Dragons may have become associated with the obsessives among online gamers. However, XYZ Design has rescued this beautiful creature from the depths of fantasy and given a nod to its pre-online regal past, when it was imprinted on the robes of Chinese emperors.

Although their Single Dragon Candle Holder might not actually be capable of breathing fire, the sinister aspects of the creature are exaggerated in its twisted body and aggressive stare. Also being lured out of the kingdom of make-believe is Lathe 1 chair, by designer Sebastian Brajkovic, who studied under Dutch designers Hella Jongerius and Jurgen Bey. Relying heavily on traditional folkloric colour combinations such as black, red and yellow, it looks like something out of a Brothers Grimm fairy tale. Brajkovic - whose work is available from London's Carpenters Workshop Gallery - has also been commissioned by that catwalk maestro of fantasy and illusion, Jean Paul Gaultier.

Design that captures the spirit of fantasy and imagination need not always be so ornate, however. Another way to evoke the spirit of fantasy is to call on the serenity and elegance of white and silver. Francois Azambourg's Stick Lamp, for example, glitters with masses of shimmering bulbs. Intricate and spidery, it owes something to the spooky quality of an abandoned castle or haunted palace. His Silver Stool, available at Galerie Kreo in Paris, is equally ethereal. More Gothic than fairy tale is the beaded and feathered Copacabana chandelier. Also by XYZ Design, it is a clever update of the traditional glass and crystal chandelier, which has been looking increasingly tired in recent years. Replacing crystals with feathers makes it much more unusual and the catwalk colour purple brings it even more up to date.

Other works informed by the fairy-tale narrative may inhabit La La Land, but they are all unique. This is some feat when you consider many of us are familiar with the symbols of folklore and myth. After all, these timeless stories have already been plundered by everyone from Walt Disney to Angela Carter.

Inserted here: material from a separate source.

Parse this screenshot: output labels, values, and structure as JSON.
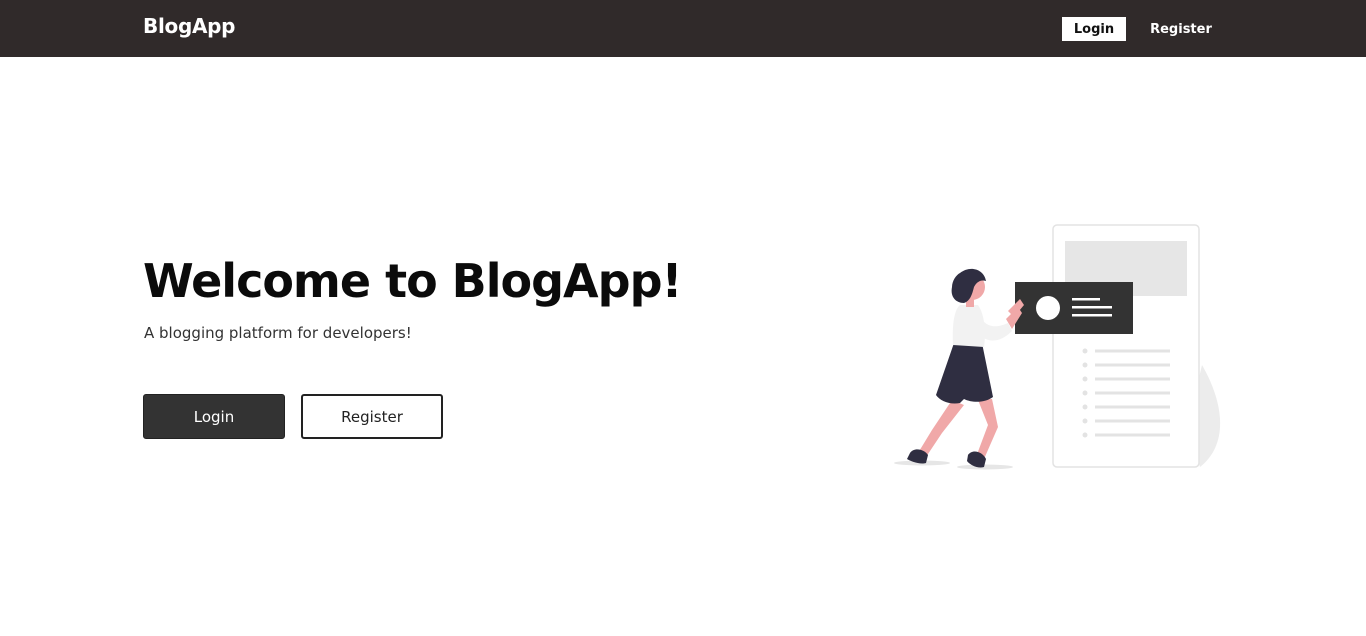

A case in point is the woodland gnome, a motif straight from the Brothers Grimm. Designer Philippe Starck rescued these pastoral creatures from the depths of the glade and brought them indoors via his Gnome table-stools. Suitable for the living room, these gnomes, cheekily called Napoleon and Attila, are hand painted and will either make you smile or gag.

Rather more subtle is Canadian architect and designer Omer Arbel's Series 28 chandelier. Showcased at the recent Salone Milan, this light fixture consists of haphazardly composed blown-glass pendants bursting from it. It is clear when you look at the illuminated sphere that Arbel - who designed the medals for the Vancouver 2010 Winter Olympics and Paralympics - has fallen under a kind of magical spell.

'I like thinking of design and architecture as fundamentally romantic pursuits,' says Arbel. And being an innovator, Arbel is not interested just in the final result but in the overall execution, which also owes something to those fairy tale staples of distortion and manipulation. 'I am interested in exploring the unexpected - but in retrospect, obvious - aspects of the world around us,' he says. 'In this case we inverted the basic technique of glass blowing. If you can blow air into glass and achieve astonishing results, it follows that you should be able to suck air out too, and achieve an equally interesting form,' he says of his chandelier, which looks as though it could have been created by the Mad Hatter himself.

Similarly incandescent are creations of Seoul-born Ji-Hyun Chung. The ceramicist, who has exhibited at the Seoul Design Olympiad and Designboom in Sydney, shines very brightly using small, colourful bulbs. The only thing missing for the perfect fairy tale home would be a staircase reaching to the stars, but although the designers above might be capable of creating designs that are both rare and beautiful, magic, for now, is just a little out of their reach.